Professor Parry Guilford, who will lead the centre’s cancer theme, says the contributing New Zealand researchers had identified that access to China’s large populations and big data was crucial to efforts to progress research into NCD risk, prevention and treatment in this country.

“In return, our collaborators in China will be able to access our public health and ethics expertise, and cutting-edge New Zealand science regarding causes, prevention and treatment of NCDs. This will allow them to develop cost-effective approaches for the rapidly increasing medical burden in China,” Professor Guilford says.

“The researchers will build on their strong existing collaborations in China and seek to create new ones,” Professor Guilford says.

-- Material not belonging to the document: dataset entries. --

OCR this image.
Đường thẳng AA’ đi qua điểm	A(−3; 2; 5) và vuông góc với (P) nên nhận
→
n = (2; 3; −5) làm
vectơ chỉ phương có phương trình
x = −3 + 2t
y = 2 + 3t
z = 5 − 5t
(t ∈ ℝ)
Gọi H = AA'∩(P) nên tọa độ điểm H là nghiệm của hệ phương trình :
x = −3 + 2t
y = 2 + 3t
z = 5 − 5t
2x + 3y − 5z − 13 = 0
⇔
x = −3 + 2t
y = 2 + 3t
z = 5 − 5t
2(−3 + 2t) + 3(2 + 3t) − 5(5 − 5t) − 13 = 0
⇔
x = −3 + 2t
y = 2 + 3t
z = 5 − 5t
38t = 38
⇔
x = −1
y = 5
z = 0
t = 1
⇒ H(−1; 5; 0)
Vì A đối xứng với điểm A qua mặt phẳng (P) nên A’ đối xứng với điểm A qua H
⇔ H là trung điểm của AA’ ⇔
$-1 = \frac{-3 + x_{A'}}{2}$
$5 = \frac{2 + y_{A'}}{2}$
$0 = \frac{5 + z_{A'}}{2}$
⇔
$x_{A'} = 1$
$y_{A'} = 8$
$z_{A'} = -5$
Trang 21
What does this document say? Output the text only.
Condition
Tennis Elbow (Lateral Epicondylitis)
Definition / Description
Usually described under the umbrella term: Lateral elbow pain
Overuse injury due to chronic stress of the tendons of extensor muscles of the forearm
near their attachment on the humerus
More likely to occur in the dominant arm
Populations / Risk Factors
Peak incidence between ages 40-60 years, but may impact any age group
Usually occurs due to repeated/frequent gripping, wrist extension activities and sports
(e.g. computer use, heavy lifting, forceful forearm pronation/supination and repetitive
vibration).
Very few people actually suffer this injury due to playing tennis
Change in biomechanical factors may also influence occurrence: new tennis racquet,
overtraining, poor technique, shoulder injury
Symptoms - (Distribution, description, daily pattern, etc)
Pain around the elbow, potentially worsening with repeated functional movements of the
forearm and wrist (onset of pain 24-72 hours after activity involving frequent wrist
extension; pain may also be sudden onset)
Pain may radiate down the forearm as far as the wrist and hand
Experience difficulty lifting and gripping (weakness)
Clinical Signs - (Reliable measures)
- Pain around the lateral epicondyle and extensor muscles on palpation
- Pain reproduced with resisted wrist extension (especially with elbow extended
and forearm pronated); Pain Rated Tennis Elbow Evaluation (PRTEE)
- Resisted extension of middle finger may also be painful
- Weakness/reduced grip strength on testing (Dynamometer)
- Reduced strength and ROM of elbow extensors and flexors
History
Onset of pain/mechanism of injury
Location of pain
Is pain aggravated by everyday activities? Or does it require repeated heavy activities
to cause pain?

The existing collaborations encompass four of the five top ranked research institutions in China – Peking, Fudan, Shanghai Jiao Tong and Zheijang Universities as well as Tongii Hospital and Medical College, Huazhong University, Chongqing, Shenzhen, East China Normal and Xian Jiaotong Universities, Beijing Neurological Institute and the National Science Foundation of China.

Otago is also a partner in another newly announced Catalyst Fund-supported New Zealand-China collaboration. The Massey University-led New Zealand-China Food Protection Network will enhance communication between research scientists, government organisations and industries here and in China.

The network will create a new mechanism for knowledge generation and exchange, enabling the uptake of research into effective policies that reduce hazards in the food chain and ensure a sustainable supply of safe and nutritious food. Professor Phil Bremer (Food Science) leads the University of Otago arm of the network.